Num discurso na Academia Naval dos EUA no ano passado, McCain, sem nomear Trump directamente, proferiu uma acusação de bolha do presidente e do seu estilo político vencedor.
“Estamos a dormir sobre a necessidade da nossa liderança, e sobre as oportunidades e perigos reais deste mundo. Estamos a dormir nas nossas câmaras de eco, onde as nossas opiniões são sempre afirmadas e as informações que as contradizem são sempre falsas. Estamos a dormir na nossa política polarizada, que exagera as nossas diferenças, procura bodes expiatórios em vez de respostas, e insiste em que nos deixemos levar por um sistema de governo baseado no compromisso, na cooperação de princípios e na contenção”, disse ele.
Em vez disso, McCain exigiu repetidamente que os líderes políticos se esforcem por aquilo que é do melhor interesse dos cidadãos que representam, mesmo que isso os prejudique politicamente.

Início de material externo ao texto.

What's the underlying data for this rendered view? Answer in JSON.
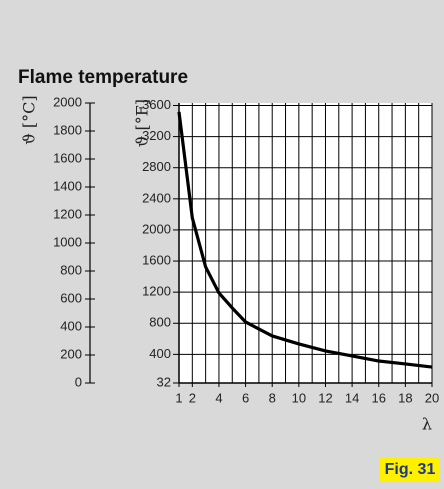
{
  "chart_data": {
    "type": "line",
    "title": "Flame temperature",
    "ylabel": "ϑ [°C]",
    "y2label": "ϑ [°F]",
    "xlabel": "λ",
    "annotation": "Fig. 31",
    "x": [
      1,
      2,
      3,
      4,
      5,
      6,
      8,
      10,
      12,
      14,
      16,
      18,
      20
    ],
    "series": [
      {
        "color": "#000000",
        "values": [
          1936,
          1179,
          829,
          643,
          536,
          436,
          336,
          279,
          229,
          193,
          157,
          136,
          114
        ]
      }
    ],
    "xlim": [
      1,
      20
    ],
    "xticks": [
      1,
      2,
      4,
      6,
      8,
      10,
      12,
      14,
      16,
      18,
      20
    ],
    "x_grid_step": 1,
    "ylim": [
      0,
      2000
    ],
    "yticks": [
      0,
      200,
      400,
      600,
      800,
      1000,
      1200,
      1400,
      1600,
      1800,
      2000
    ],
    "y2lim": [
      32,
      3632
    ],
    "y2ticks": [
      32,
      400,
      800,
      1200,
      1600,
      2000,
      2400,
      2800,
      3200,
      3600
    ],
    "grid": true
  }
}
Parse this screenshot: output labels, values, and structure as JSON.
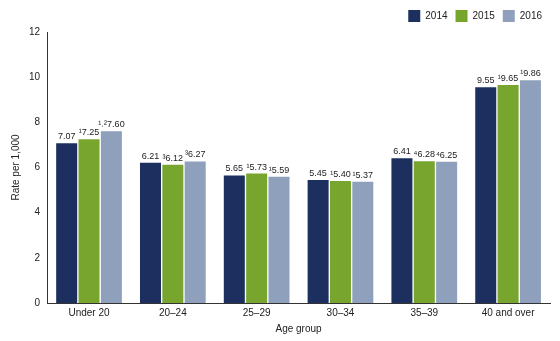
{
  "chart_data": {
    "type": "bar",
    "x_label": "Age group",
    "y_label": "Rate per 1,000",
    "categories": [
      "Under 20",
      "20–24",
      "25–29",
      "30–34",
      "35–39",
      "40 and over"
    ],
    "series": [
      {
        "name": "2014",
        "color": "#1c2f5e",
        "values": [
          7.07,
          6.21,
          5.65,
          5.45,
          6.41,
          9.55
        ],
        "value_labels": [
          "7.07",
          "6.21",
          "5.65",
          "5.45",
          "6.41",
          "9.55"
        ]
      },
      {
        "name": "2015",
        "color": "#77a52e",
        "values": [
          7.25,
          6.12,
          5.73,
          5.4,
          6.28,
          9.65
        ],
        "value_labels": [
          "¹7.25",
          "³6.12",
          "¹5.73",
          "¹5.40",
          "⁴6.28",
          "¹9.65"
        ]
      },
      {
        "name": "2016",
        "color": "#8ea0bb",
        "values": [
          7.6,
          6.27,
          5.59,
          5.37,
          6.25,
          9.86
        ],
        "value_labels": [
          "¹˒²7.60",
          "³6.27",
          "¹5.59",
          "¹5.37",
          "⁴6.25",
          "¹9.86"
        ]
      }
    ],
    "ylim": [
      0,
      12
    ],
    "yticks": [
      0,
      2,
      4,
      6,
      8,
      10,
      12
    ],
    "grid": false,
    "legend": "top right",
    "data_labels": true
  }
}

O melhor exemplo de McCain colocando sua convicção em prática foi, sem dúvida, seu voto contra os esforços de seu próprio partido para revogar Obamacare.
Em uma declaração explicando seu impressionante voto, o senador bateu em seu partido por simplesmente tentar desfazer Obamacare sem oferecer nada melhor para substituí-lo. Ele mais uma vez ecoou e caracterizou o espírito de serviço de McCain para o povo americano: “Temos de fazer o trabalho duro que os nossos cidadãos esperam de nós e merecem.”